The New Yorker:

Critics argue that “The Tortured Poets Department” sounds too much like Swift’s previous albums. Fans argue that that’s the whole point.

By Sinéad O’Sullivan

Ask music critics what they think of Taylor Swift’s eleventh studio album, “The Tortured Poets Department,” and those who aren’t afraid of getting doxed might say something about the interminable length, the repetitive synth overlays, or the uninspired lyrics. Take “imgonnagetyouback,” a track that’s notably similar to Olivia Rodrigo’s “Get Him Back!” In the chorus, Swift sings that she hasn’t yet decided “whether I’m gonna be your wife or gonna smash up your bike.” Perhaps the lyric is meant to be somewhat infantile, but even the most novice editor should have pushed Swift toward the more obvious rhyme: “whether I’m gonna be your wife or gonna smash up your life.”

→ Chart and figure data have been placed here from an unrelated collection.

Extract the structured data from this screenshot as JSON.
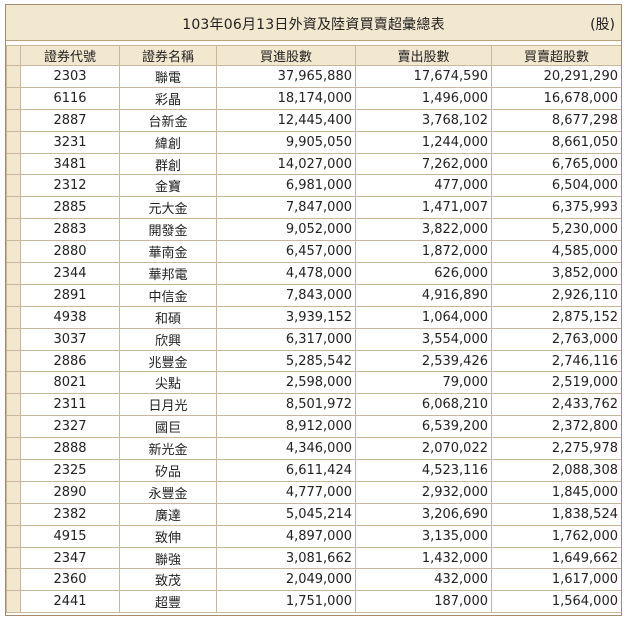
{
  "title": "103年06月13日外資及陸資買賣超彙總表",
  "unit": "(股)",
  "headers": [
    "證券代號",
    "證券名稱",
    "買進股數",
    "賣出股數",
    "買賣超股數"
  ],
  "rows": [
    {
      "code": "2303",
      "name": "聯電",
      "buy": "37,965,880",
      "sell": "17,674,590",
      "net": "20,291,290"
    },
    {
      "code": "6116",
      "name": "彩晶",
      "buy": "18,174,000",
      "sell": "1,496,000",
      "net": "16,678,000"
    },
    {
      "code": "2887",
      "name": "台新金",
      "buy": "12,445,400",
      "sell": "3,768,102",
      "net": "8,677,298"
    },
    {
      "code": "3231",
      "name": "緯創",
      "buy": "9,905,050",
      "sell": "1,244,000",
      "net": "8,661,050"
    },
    {
      "code": "3481",
      "name": "群創",
      "buy": "14,027,000",
      "sell": "7,262,000",
      "net": "6,765,000"
    },
    {
      "code": "2312",
      "name": "金寶",
      "buy": "6,981,000",
      "sell": "477,000",
      "net": "6,504,000"
    },
    {
      "code": "2885",
      "name": "元大金",
      "buy": "7,847,000",
      "sell": "1,471,007",
      "net": "6,375,993"
    },
    {
      "code": "2883",
      "name": "開發金",
      "buy": "9,052,000",
      "sell": "3,822,000",
      "net": "5,230,000"
    },
    {
      "code": "2880",
      "name": "華南金",
      "buy": "6,457,000",
      "sell": "1,872,000",
      "net": "4,585,000"
    },
    {
      "code": "2344",
      "name": "華邦電",
      "buy": "4,478,000",
      "sell": "626,000",
      "net": "3,852,000"
    },
    {
      "code": "2891",
      "name": "中信金",
      "buy": "7,843,000",
      "sell": "4,916,890",
      "net": "2,926,110"
    },
    {
      "code": "4938",
      "name": "和碩",
      "buy": "3,939,152",
      "sell": "1,064,000",
      "net": "2,875,152"
    },
    {
      "code": "3037",
      "name": "欣興",
      "buy": "6,317,000",
      "sell": "3,554,000",
      "net": "2,763,000"
    },
    {
      "code": "2886",
      "name": "兆豐金",
      "buy": "5,285,542",
      "sell": "2,539,426",
      "net": "2,746,116"
    },
    {
      "code": "8021",
      "name": "尖點",
      "buy": "2,598,000",
      "sell": "79,000",
      "net": "2,519,000"
    },
    {
      "code": "2311",
      "name": "日月光",
      "buy": "8,501,972",
      "sell": "6,068,210",
      "net": "2,433,762"
    },
    {
      "code": "2327",
      "name": "國巨",
      "buy": "8,912,000",
      "sell": "6,539,200",
      "net": "2,372,800"
    },
    {
      "code": "2888",
      "name": "新光金",
      "buy": "4,346,000",
      "sell": "2,070,022",
      "net": "2,275,978"
    },
    {
      "code": "2325",
      "name": "矽品",
      "buy": "6,611,424",
      "sell": "4,523,116",
      "net": "2,088,308"
    },
    {
      "code": "2890",
      "name": "永豐金",
      "buy": "4,777,000",
      "sell": "2,932,000",
      "net": "1,845,000"
    },
    {
      "code": "2382",
      "name": "廣達",
      "buy": "5,045,214",
      "sell": "3,206,690",
      "net": "1,838,524"
    },
    {
      "code": "4915",
      "name": "致伸",
      "buy": "4,897,000",
      "sell": "3,135,000",
      "net": "1,762,000"
    },
    {
      "code": "2347",
      "name": "聯強",
      "buy": "3,081,662",
      "sell": "1,432,000",
      "net": "1,649,662"
    },
    {
      "code": "2360",
      "name": "致茂",
      "buy": "2,049,000",
      "sell": "432,000",
      "net": "1,617,000"
    },
    {
      "code": "2441",
      "name": "超豐",
      "buy": "1,751,000",
      "sell": "187,000",
      "net": "1,564,000"
    }
  ]
}
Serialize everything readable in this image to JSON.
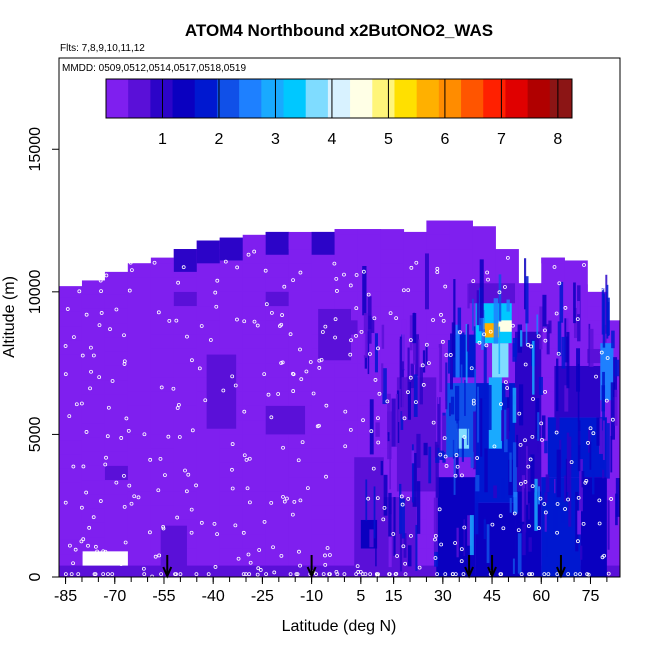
{
  "chart_data": {
    "type": "heatmap",
    "title": "ATOM4 Northbound x2ButONO2_WAS",
    "subtitle_flights": "Flts: 7,8,9,10,11,12",
    "subtitle_dates": "MMDD: 0509,0512,0514,0517,0518,0519",
    "xlabel": "Latitude (deg N)",
    "ylabel": "Altitude (m)",
    "xlim": [
      -87,
      84
    ],
    "ylim": [
      0,
      18200
    ],
    "x_ticks": [
      -85,
      -70,
      -55,
      -40,
      -25,
      -10,
      5,
      15,
      30,
      45,
      60,
      75
    ],
    "y_ticks": [
      0,
      5000,
      10000,
      15000
    ],
    "colorbar": {
      "min": 0,
      "max": 8.25,
      "ticks": [
        1,
        2,
        3,
        4,
        5,
        6,
        7,
        8
      ],
      "colors": [
        "#7F1FEF",
        "#5A10D8",
        "#2C04C8",
        "#0A00C0",
        "#0018D0",
        "#1050E8",
        "#1E80FF",
        "#19AAFF",
        "#00C8FF",
        "#7FDCFF",
        "#D8F2FF",
        "#FFFFE6",
        "#FFF57A",
        "#FFE000",
        "#FFB000",
        "#FF8C00",
        "#FF5500",
        "#FF2000",
        "#E00000",
        "#B00000",
        "#8C1515"
      ]
    },
    "arrows_latitude": [
      -54,
      -10,
      38,
      45,
      66
    ],
    "columns": [
      {
        "lat0": -87,
        "lat1": -80,
        "top": 10200,
        "base": 300,
        "upper_dark": false
      },
      {
        "lat0": -80,
        "lat1": -73,
        "top": 10400,
        "base": 900,
        "upper_dark": false
      },
      {
        "lat0": -73,
        "lat1": -66,
        "top": 10700,
        "base": 900,
        "upper_dark": false
      },
      {
        "lat0": -66,
        "lat1": -59,
        "top": 11000,
        "base": 0,
        "upper_dark": false
      },
      {
        "lat0": -59,
        "lat1": -52,
        "top": 11200,
        "base": 0,
        "upper_dark": false
      },
      {
        "lat0": -52,
        "lat1": -45,
        "top": 11500,
        "base": 0,
        "upper_dark": true
      },
      {
        "lat0": -45,
        "lat1": -38,
        "top": 11800,
        "base": 0,
        "upper_dark": true
      },
      {
        "lat0": -38,
        "lat1": -31,
        "top": 11900,
        "base": 0,
        "upper_dark": true
      },
      {
        "lat0": -31,
        "lat1": -24,
        "top": 12000,
        "base": 0,
        "upper_dark": false
      },
      {
        "lat0": -24,
        "lat1": -17,
        "top": 12100,
        "base": 0,
        "upper_dark": true
      },
      {
        "lat0": -17,
        "lat1": -10,
        "top": 12100,
        "base": 0,
        "upper_dark": false
      },
      {
        "lat0": -10,
        "lat1": -3,
        "top": 12100,
        "base": 0,
        "upper_dark": true
      },
      {
        "lat0": -3,
        "lat1": 4,
        "top": 12200,
        "base": 0,
        "upper_dark": false
      },
      {
        "lat0": 4,
        "lat1": 11,
        "top": 12200,
        "base": 0,
        "upper_dark": false
      },
      {
        "lat0": 11,
        "lat1": 18,
        "top": 12200,
        "base": 0,
        "upper_dark": false
      },
      {
        "lat0": 18,
        "lat1": 25,
        "top": 12100,
        "base": 0,
        "upper_dark": false
      },
      {
        "lat0": 25,
        "lat1": 32,
        "top": 12500,
        "base": 0,
        "upper_dark": false
      },
      {
        "lat0": 32,
        "lat1": 39,
        "top": 12500,
        "base": 0,
        "upper_dark": false
      },
      {
        "lat0": 39,
        "lat1": 46,
        "top": 12300,
        "base": 0,
        "upper_dark": false
      },
      {
        "lat0": 46,
        "lat1": 53,
        "top": 11500,
        "base": 0,
        "upper_dark": false
      },
      {
        "lat0": 53,
        "lat1": 60,
        "top": 10300,
        "base": 0,
        "upper_dark": false
      },
      {
        "lat0": 60,
        "lat1": 67,
        "top": 11200,
        "base": 0,
        "upper_dark": false
      },
      {
        "lat0": 67,
        "lat1": 74,
        "top": 11100,
        "base": 0,
        "upper_dark": false
      },
      {
        "lat0": 74,
        "lat1": 80,
        "top": 10000,
        "base": 0,
        "upper_dark": false
      },
      {
        "lat0": 80,
        "lat1": 84,
        "top": 9000,
        "base": 0,
        "upper_dark": false
      }
    ],
    "features": [
      {
        "lat0": -87,
        "lat1": 84,
        "alt0": 0,
        "alt1": 400,
        "value": 0.6
      },
      {
        "lat0": -56,
        "lat1": -48,
        "alt0": 0,
        "alt1": 1800,
        "value": 0.5
      },
      {
        "lat0": -42,
        "lat1": -33,
        "alt0": 5200,
        "alt1": 7800,
        "value": 0.45
      },
      {
        "lat0": -24,
        "lat1": -12,
        "alt0": 5000,
        "alt1": 6000,
        "value": 0.5
      },
      {
        "lat0": -8,
        "lat1": 2,
        "alt0": 7600,
        "alt1": 9400,
        "value": 0.4
      },
      {
        "lat0": 3,
        "lat1": 12,
        "alt0": 0,
        "alt1": 4200,
        "value": 0.5
      },
      {
        "lat0": 5,
        "lat1": 10,
        "alt0": 1000,
        "alt1": 2000,
        "value": 1.4
      },
      {
        "lat0": 10,
        "lat1": 22,
        "alt0": 0,
        "alt1": 2800,
        "value": 0.6
      },
      {
        "lat0": 16,
        "lat1": 28,
        "alt0": 3000,
        "alt1": 7000,
        "value": 0.5
      },
      {
        "lat0": 28,
        "lat1": 40,
        "alt0": 0,
        "alt1": 3500,
        "value": 1.3
      },
      {
        "lat0": 31,
        "lat1": 40,
        "alt0": 4200,
        "alt1": 6800,
        "value": 2.3
      },
      {
        "lat0": 34,
        "lat1": 38,
        "alt0": 4500,
        "alt1": 5200,
        "value": 3.8
      },
      {
        "lat0": 33,
        "lat1": 40,
        "alt0": 7000,
        "alt1": 8500,
        "value": 1.7
      },
      {
        "lat0": 40,
        "lat1": 52,
        "alt0": 0,
        "alt1": 2600,
        "value": 1.5
      },
      {
        "lat0": 40,
        "lat1": 52,
        "alt0": 2600,
        "alt1": 6800,
        "value": 1.9
      },
      {
        "lat0": 44,
        "lat1": 48,
        "alt0": 4500,
        "alt1": 7000,
        "value": 3.0
      },
      {
        "lat0": 45,
        "lat1": 50,
        "alt0": 7000,
        "alt1": 8200,
        "value": 3.6
      },
      {
        "lat0": 40,
        "lat1": 51,
        "alt0": 8200,
        "alt1": 9700,
        "value": 3.3
      },
      {
        "lat0": 42,
        "lat1": 47,
        "alt0": 8400,
        "alt1": 8900,
        "value": 5.6
      },
      {
        "lat0": 47,
        "lat1": 51,
        "alt0": 8600,
        "alt1": 9000,
        "value": 4.6
      },
      {
        "lat0": 38,
        "lat1": 52,
        "alt0": 9600,
        "alt1": 10300,
        "value": 0.55
      },
      {
        "lat0": 52,
        "lat1": 60,
        "alt0": 3000,
        "alt1": 8600,
        "value": 1.1
      },
      {
        "lat0": 52,
        "lat1": 60,
        "alt0": 0,
        "alt1": 3000,
        "value": 1.5
      },
      {
        "lat0": 60,
        "lat1": 72,
        "alt0": 0,
        "alt1": 3500,
        "value": 1.8
      },
      {
        "lat0": 62,
        "lat1": 80,
        "alt0": 3500,
        "alt1": 5600,
        "value": 1.6
      },
      {
        "lat0": 72,
        "lat1": 80,
        "alt0": 0,
        "alt1": 3500,
        "value": 1.5
      },
      {
        "lat0": 64,
        "lat1": 78,
        "alt0": 5600,
        "alt1": 7400,
        "value": 0.9
      },
      {
        "lat0": 78,
        "lat1": 82,
        "alt0": 6200,
        "alt1": 8200,
        "value": 2.7
      }
    ]
  }
}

Ask a Swiftie what they think of the album, though, and they may very well say that it’s her best work yet. Yes, it would have made more sense for her to rhyme “wife” with “life” in “imgonnagetyouback.” But Swift obsessives know to connect “imgonnagetyouback” with “Fallingforyou,” a song by the 1975 that was written by Swift’s ex-boyfriend Matty Healy. In it, Healy sings, “I’m so excited for the night / All we need’s my bike and your enormous house.” Swift’s mention of a bike, in “imgonnagetyouback,” is therefore an intentional creative decision, like the lack of spaces in the song’s title. Some fans have gone even further, claiming that the lack of spaces not only invites a comparison to “Fallingforyou” but to Swift’s own “Blank Space,” a song on her “1989” album. (1975, 1989—there are a lot of years to keep track of here.) “In Blank Space music video, Taylor Swift is smashing things and sings ‘Cause you know I love the players And you love the game,’ ” a YouTube user called Miranda-ry9tf writes in a comment. “In imgonnagetyouback she says ‘We broke all the pieces, but you still wanna play the game.’ ” Perhaps “Blank Space,” released in 2014, was about Healy, too? Those Swifties who have gone far down the rabbit hole might argue that Swift, by leaving out the spaces in her new song’s title, has created a kind of ouroboros—a running theme in the artist’s work since 2016, when Kim Kardashian referred to her as a “snake.” If you write the words “imgonnagetyouback” in a circle, you’ll notice that the “k” and “im” are right next to each other. This might seem like a reach—but, six tracks later, Swift mentions a mysterious rival named Aimee, on a song titled “thanK you aIMee.” It doesn’t take a Swiftie to figure out whose name the capital letters spell.